A large group in the legal field rejects the government's policy in dealing with lawyers for several reasons. Lawyer Khaled Ali explained: "Lawyers are subject to income tax, value-added tax, stamps and fees collected on lawsuits, declarations and applications. Now, even reviewing rulings or submitting documents have fees imposed on them, some of which go to the state treasury and some to various funds in various parties. This is at a time when the lawyer and their association are committed to professional development and its costs without support or support from any party."
Ali warned against the government's insistence that lawyers join the electronic invoice system, saying: "Levying is an approach that ignores the effects of imposing all these fees on the future of the profession and its members."
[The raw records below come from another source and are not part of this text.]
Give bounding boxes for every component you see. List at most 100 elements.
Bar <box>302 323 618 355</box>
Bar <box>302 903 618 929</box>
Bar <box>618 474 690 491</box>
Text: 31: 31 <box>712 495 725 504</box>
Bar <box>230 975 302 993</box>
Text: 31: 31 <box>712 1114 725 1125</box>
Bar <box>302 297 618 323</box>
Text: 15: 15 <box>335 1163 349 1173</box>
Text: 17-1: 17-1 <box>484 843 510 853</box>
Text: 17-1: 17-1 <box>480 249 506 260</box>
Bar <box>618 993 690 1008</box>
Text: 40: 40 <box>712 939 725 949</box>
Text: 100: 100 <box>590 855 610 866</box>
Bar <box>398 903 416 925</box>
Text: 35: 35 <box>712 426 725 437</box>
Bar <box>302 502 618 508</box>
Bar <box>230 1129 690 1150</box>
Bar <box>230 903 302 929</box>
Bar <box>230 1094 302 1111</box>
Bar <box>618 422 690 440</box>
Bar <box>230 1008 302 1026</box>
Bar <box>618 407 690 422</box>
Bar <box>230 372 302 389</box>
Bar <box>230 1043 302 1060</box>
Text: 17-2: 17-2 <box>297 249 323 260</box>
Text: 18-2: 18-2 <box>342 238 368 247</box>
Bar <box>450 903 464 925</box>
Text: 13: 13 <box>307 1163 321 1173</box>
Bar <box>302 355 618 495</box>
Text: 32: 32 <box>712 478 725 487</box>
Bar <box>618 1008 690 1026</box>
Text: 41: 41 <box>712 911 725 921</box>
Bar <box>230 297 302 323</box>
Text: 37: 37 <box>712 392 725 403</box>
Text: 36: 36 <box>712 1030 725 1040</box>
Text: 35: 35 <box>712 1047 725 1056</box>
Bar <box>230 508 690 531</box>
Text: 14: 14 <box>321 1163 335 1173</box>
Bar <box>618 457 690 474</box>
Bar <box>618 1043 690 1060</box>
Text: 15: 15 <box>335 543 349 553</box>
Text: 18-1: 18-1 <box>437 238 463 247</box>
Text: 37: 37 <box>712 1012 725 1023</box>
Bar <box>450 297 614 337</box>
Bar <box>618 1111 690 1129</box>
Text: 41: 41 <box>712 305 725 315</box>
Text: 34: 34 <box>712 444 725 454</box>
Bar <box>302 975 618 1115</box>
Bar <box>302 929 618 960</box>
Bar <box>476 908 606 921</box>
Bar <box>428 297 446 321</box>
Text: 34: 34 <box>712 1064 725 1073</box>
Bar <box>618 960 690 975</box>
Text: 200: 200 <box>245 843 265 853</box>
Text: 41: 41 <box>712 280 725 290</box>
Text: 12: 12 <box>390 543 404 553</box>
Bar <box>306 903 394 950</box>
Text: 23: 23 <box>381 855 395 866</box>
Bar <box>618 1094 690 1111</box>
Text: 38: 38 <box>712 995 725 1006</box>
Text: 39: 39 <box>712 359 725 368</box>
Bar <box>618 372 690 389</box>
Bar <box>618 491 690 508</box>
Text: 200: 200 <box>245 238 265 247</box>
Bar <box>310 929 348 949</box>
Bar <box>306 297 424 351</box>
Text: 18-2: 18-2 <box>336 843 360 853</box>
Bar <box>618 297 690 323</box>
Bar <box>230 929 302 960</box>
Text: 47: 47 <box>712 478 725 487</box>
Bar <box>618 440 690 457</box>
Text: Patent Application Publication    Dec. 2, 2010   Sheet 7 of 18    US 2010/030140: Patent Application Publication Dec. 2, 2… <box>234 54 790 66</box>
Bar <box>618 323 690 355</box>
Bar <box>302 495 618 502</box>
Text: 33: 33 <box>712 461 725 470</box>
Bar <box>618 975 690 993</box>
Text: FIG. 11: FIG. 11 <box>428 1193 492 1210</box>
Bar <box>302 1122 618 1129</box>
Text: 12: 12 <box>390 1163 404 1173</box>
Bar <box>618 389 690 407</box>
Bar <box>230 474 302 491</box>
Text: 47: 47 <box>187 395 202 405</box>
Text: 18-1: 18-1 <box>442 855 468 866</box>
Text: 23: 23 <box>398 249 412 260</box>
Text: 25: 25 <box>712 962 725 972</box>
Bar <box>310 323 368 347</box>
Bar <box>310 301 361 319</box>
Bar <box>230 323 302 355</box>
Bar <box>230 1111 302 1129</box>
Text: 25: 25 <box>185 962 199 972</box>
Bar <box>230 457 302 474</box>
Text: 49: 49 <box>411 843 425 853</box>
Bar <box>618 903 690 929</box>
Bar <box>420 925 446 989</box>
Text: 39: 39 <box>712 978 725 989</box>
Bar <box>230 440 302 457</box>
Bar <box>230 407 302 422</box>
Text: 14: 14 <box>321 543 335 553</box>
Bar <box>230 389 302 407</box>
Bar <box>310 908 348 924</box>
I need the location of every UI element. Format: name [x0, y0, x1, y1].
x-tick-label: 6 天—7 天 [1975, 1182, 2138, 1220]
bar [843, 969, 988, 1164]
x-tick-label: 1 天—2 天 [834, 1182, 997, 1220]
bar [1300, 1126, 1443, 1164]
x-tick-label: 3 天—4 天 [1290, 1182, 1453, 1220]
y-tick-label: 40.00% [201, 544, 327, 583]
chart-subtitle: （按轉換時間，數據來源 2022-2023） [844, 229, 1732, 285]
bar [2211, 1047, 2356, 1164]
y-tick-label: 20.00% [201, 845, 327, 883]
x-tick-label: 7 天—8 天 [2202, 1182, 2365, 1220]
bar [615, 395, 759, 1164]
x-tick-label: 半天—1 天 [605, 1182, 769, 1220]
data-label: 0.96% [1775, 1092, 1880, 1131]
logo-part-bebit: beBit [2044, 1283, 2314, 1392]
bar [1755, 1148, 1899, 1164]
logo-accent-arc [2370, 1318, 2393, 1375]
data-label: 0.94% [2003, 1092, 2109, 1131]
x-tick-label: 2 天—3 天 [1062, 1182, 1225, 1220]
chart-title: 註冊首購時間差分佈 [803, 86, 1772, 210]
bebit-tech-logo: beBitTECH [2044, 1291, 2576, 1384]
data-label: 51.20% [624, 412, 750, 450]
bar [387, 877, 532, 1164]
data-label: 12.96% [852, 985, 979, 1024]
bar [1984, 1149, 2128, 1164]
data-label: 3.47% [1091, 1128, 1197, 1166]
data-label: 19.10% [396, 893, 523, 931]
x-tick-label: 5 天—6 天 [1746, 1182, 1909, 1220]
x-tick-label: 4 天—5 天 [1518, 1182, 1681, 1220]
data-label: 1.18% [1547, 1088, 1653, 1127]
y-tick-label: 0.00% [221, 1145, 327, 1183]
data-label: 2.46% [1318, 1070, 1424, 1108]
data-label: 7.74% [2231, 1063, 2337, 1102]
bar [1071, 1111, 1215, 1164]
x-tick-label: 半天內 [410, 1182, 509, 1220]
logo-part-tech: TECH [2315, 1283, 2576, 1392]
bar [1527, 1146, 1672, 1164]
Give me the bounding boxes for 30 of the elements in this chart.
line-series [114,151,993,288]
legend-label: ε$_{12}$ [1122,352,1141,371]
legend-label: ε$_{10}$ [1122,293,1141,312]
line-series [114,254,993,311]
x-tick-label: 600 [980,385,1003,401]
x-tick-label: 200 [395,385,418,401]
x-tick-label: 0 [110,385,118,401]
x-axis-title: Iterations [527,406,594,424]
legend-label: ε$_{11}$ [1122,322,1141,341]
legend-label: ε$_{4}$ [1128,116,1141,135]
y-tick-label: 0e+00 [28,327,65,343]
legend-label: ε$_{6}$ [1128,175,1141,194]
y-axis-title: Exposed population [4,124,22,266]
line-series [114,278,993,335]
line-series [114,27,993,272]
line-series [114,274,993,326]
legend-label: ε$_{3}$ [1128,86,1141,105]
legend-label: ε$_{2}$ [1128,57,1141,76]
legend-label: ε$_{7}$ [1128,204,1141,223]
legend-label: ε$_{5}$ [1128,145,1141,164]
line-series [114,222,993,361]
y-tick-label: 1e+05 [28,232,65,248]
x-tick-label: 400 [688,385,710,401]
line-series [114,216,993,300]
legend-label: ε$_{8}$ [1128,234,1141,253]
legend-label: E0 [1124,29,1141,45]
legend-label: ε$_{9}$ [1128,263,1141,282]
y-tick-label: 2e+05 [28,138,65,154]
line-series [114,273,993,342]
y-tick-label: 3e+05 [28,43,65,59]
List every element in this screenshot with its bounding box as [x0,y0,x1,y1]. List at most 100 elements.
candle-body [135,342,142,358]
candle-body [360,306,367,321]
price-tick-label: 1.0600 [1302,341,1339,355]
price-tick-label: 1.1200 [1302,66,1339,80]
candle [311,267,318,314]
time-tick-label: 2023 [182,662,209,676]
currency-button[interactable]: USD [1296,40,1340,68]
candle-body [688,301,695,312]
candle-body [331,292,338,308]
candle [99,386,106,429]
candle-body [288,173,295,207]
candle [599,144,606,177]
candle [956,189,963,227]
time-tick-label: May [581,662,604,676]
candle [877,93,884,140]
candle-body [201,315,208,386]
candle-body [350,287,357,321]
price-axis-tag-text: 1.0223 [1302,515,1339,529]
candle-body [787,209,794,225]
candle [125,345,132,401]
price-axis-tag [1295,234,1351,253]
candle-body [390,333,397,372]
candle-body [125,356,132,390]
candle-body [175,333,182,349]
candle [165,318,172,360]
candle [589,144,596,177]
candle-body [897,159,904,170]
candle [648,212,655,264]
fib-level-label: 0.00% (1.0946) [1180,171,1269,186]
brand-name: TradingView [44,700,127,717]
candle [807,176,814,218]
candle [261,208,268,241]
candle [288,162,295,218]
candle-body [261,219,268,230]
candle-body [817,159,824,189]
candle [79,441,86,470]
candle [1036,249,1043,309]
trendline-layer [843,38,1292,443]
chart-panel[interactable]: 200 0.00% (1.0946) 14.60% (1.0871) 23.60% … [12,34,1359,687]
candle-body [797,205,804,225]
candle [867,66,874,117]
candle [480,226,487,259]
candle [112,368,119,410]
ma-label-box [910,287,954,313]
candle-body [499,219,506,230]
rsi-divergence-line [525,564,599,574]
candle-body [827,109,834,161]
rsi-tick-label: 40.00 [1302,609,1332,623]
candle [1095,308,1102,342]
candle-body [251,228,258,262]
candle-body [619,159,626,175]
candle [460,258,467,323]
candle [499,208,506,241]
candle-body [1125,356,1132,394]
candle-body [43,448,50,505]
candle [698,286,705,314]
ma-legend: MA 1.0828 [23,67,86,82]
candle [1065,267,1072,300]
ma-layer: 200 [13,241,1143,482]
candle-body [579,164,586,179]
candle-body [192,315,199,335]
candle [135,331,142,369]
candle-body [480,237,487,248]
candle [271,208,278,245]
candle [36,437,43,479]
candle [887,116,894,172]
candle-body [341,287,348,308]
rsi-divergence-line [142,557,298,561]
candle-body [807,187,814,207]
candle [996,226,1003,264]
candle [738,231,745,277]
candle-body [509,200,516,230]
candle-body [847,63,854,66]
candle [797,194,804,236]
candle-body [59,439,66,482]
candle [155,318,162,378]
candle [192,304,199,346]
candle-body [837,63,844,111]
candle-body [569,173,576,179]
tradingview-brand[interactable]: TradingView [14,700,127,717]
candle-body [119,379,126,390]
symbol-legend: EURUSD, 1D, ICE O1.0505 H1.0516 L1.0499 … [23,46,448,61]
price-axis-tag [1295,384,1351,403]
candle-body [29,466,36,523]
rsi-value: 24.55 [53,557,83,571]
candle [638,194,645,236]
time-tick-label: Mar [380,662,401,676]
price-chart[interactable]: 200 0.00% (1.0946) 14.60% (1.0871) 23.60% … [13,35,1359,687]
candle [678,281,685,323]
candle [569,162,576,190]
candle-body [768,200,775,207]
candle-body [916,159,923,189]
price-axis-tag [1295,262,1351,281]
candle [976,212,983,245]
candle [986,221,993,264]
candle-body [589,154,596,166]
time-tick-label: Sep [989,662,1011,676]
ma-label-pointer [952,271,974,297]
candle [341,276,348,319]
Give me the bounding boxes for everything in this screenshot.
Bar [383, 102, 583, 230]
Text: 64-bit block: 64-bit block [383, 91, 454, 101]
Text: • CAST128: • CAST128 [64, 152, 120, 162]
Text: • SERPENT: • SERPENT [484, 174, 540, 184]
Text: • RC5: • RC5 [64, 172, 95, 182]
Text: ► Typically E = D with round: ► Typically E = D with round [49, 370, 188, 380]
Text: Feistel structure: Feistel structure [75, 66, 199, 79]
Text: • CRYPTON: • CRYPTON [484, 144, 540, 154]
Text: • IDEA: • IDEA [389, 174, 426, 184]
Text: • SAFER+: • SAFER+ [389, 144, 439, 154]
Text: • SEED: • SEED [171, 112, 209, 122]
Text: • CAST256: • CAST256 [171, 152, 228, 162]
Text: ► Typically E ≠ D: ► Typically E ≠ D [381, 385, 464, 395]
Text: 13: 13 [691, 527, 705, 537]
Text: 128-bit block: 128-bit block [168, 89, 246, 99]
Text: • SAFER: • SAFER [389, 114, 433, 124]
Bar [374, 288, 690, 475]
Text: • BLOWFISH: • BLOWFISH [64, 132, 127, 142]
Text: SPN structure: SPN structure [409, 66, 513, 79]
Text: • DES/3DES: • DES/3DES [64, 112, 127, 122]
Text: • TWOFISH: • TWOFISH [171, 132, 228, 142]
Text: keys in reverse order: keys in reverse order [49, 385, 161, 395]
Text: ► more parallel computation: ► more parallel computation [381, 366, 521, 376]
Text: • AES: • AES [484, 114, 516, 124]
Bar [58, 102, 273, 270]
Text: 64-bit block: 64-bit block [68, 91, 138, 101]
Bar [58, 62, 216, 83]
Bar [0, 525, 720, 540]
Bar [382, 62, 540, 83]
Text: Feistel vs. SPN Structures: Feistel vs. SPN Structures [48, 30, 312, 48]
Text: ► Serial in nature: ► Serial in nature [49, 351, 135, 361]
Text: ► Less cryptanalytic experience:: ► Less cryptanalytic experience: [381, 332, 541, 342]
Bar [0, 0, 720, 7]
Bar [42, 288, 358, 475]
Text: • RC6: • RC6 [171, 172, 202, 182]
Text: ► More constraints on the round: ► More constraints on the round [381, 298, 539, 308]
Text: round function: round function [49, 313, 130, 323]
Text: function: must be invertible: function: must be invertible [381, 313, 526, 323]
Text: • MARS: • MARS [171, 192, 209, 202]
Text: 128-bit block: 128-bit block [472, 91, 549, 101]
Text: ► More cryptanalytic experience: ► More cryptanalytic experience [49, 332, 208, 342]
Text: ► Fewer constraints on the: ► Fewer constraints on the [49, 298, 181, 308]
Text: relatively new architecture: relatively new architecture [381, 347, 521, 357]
Lawyers stated that the response of colleagues to the call exceeded expectations, in Cairo, Giza and the rest of the governorates of the republic, despite the security presence. The headquarters were crowded with large numbers of lawyers keen to participate in the demonstrations.
One of the lawyers who participated in the protest in front of their union's headquarters described the matter as a "shakedown" and a violation of the law. Mustafa Abu Al-Hassan, a member of the Bar Association, shared: "The government deals with lawyers as if they are merchants, which is not true, and the new decision unjustly places additional financial burdens on the legal profession because it is deducted from their fees, along with what they pay in terms of taxes, fees, stamps, etc."
Abu Al-Hassan believes: "The deteriorating economic conditions of the state prompted the government to turn into a collection state to save money, but this will negatively affect litigation between people and harm the course of justice, in light of all parties suffering from the costs of unfair fees. Therefore, we affirm our right to reject and cancel them."